On 15 July 2013, Bristow signed for Leicester Tigers for the start of 2013–14 season. Bristow stated in an interview "I enjoyed my experience with London Welsh in the Aviva Premiership last season but I'm happy to be here now and delighted to have the opportunity with Leicester Tigers. I'm looking forward to settling in during the pre-season and being part of the Tigers squad." Tigers director of rugby Richard Cockerill told the club's official website: "Tom is a young up-and-coming prop and he joins a very good bunch of promising young front rows at the club".

On 22 May 2015 Bristow joined Premiership Rugby rivals Wasps for the upcoming 2015–16 season. Bristow stated "Playing in Europe is a great experience across the whole day. You have the big French crowds when you arrive, and the whole thing feels another step up from the Premiership. You have to stay composed in that situation, do your bread-and-butter and make sure you stay focused. The leaders in the team like Joe Launchbury and Jimmy Gopperth are very good at making sure the younger players stay calm, while the amount everyone talks on the pitch is a great help." On 19 June 2017 Bristow confirmed he would be leaving the club.

On 9 August 2017 it was confirmed that Bristow signed for French club RC Narbonne in the Pro D2 upcoming 2017–18 season.

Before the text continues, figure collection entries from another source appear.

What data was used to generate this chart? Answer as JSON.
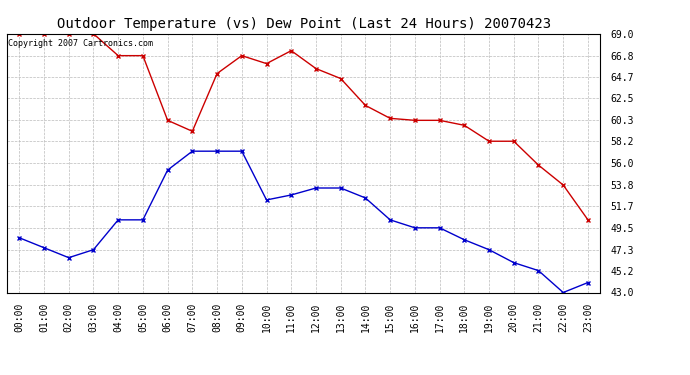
{
  "title": "Outdoor Temperature (vs) Dew Point (Last 24 Hours) 20070423",
  "copyright_text": "Copyright 2007 Cartronics.com",
  "x_labels": [
    "00:00",
    "01:00",
    "02:00",
    "03:00",
    "04:00",
    "05:00",
    "06:00",
    "07:00",
    "08:00",
    "09:00",
    "10:00",
    "11:00",
    "12:00",
    "13:00",
    "14:00",
    "15:00",
    "16:00",
    "17:00",
    "18:00",
    "19:00",
    "20:00",
    "21:00",
    "22:00",
    "23:00"
  ],
  "temp_data": [
    69.0,
    69.0,
    69.0,
    69.0,
    66.8,
    66.8,
    60.3,
    59.2,
    65.0,
    66.8,
    66.0,
    67.3,
    65.5,
    64.5,
    61.8,
    60.5,
    60.3,
    60.3,
    59.8,
    58.2,
    58.2,
    55.8,
    53.8,
    50.3
  ],
  "dew_data": [
    48.5,
    47.5,
    46.5,
    47.3,
    50.3,
    50.3,
    55.3,
    57.2,
    57.2,
    57.2,
    52.3,
    52.8,
    53.5,
    53.5,
    52.5,
    50.3,
    49.5,
    49.5,
    48.3,
    47.3,
    46.0,
    45.2,
    43.0,
    44.0
  ],
  "ylim_min": 43.0,
  "ylim_max": 69.0,
  "yticks": [
    43.0,
    45.2,
    47.3,
    49.5,
    51.7,
    53.8,
    56.0,
    58.2,
    60.3,
    62.5,
    64.7,
    66.8,
    69.0
  ],
  "temp_color": "#cc0000",
  "dew_color": "#0000cc",
  "background_color": "#ffffff",
  "grid_color": "#bbbbbb",
  "title_fontsize": 10,
  "copyright_fontsize": 6,
  "tick_fontsize": 7,
  "marker": "x",
  "marker_size": 3,
  "line_width": 1.0
}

===2018: Return to the Premiership===
On 10 October 2018 Bristow joined Premiership Rugby Sale Sharks. Bristow said: "It’s a bit different at Carrington from the South of France but great to be back in the U.K". Sale Sharks director of rugby Steve Diamond welcomed Bristow's addition to the Premiership Rugby club "We will offer him a warm welcome to the Sharks squad and he will significantly improve our options in the front-row". On 16 May 2019 Bristow confirmed he would be leaving the club.

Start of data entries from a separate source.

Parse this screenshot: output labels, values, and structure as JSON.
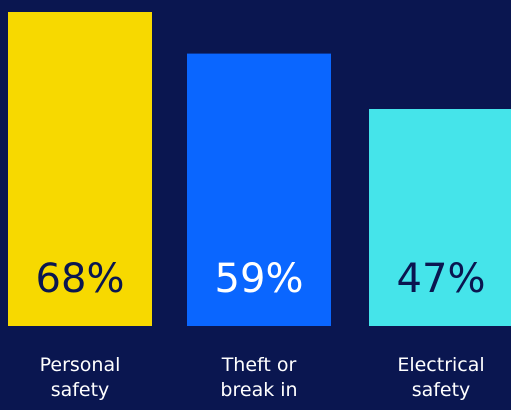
{
  "background": "#0a1650",
  "chart_data": {
    "type": "bar",
    "categories": [
      [
        "Personal",
        "safety"
      ],
      [
        "Theft or",
        "break in"
      ],
      [
        "Electrical",
        "safety"
      ]
    ],
    "values": [
      68,
      59,
      47
    ],
    "value_labels": [
      "68%",
      "59%",
      "47%"
    ],
    "colors": [
      "#f7d900",
      "#0a66ff",
      "#45e4ea"
    ],
    "value_label_colors": [
      "#0a1650",
      "#ffffff",
      "#0a1650"
    ],
    "ylim": [
      0,
      68
    ],
    "grid": false,
    "title": "",
    "xlabel": "",
    "ylabel": ""
  }
}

===2019: Return to Hong Kong===
On 29 July 2019, Bristow joined HKRFU Premiership Kowloon RFC rugby team for the upcoming 2019–2020 season. On 12 November 2019 Bristow was confirmed he would be part of Hong Kong Rugby Union European test match tour to face Spain national rugby union team and Belgium national rugby union team. Bristow was capped for both test matches.

Bristow was picked to play for the Hong Kong South China Tigers rugby team in the fast pace international rugby union 2020 Global Rapid Rugby competition. He was picked as a 'player to watch' throughout the competition.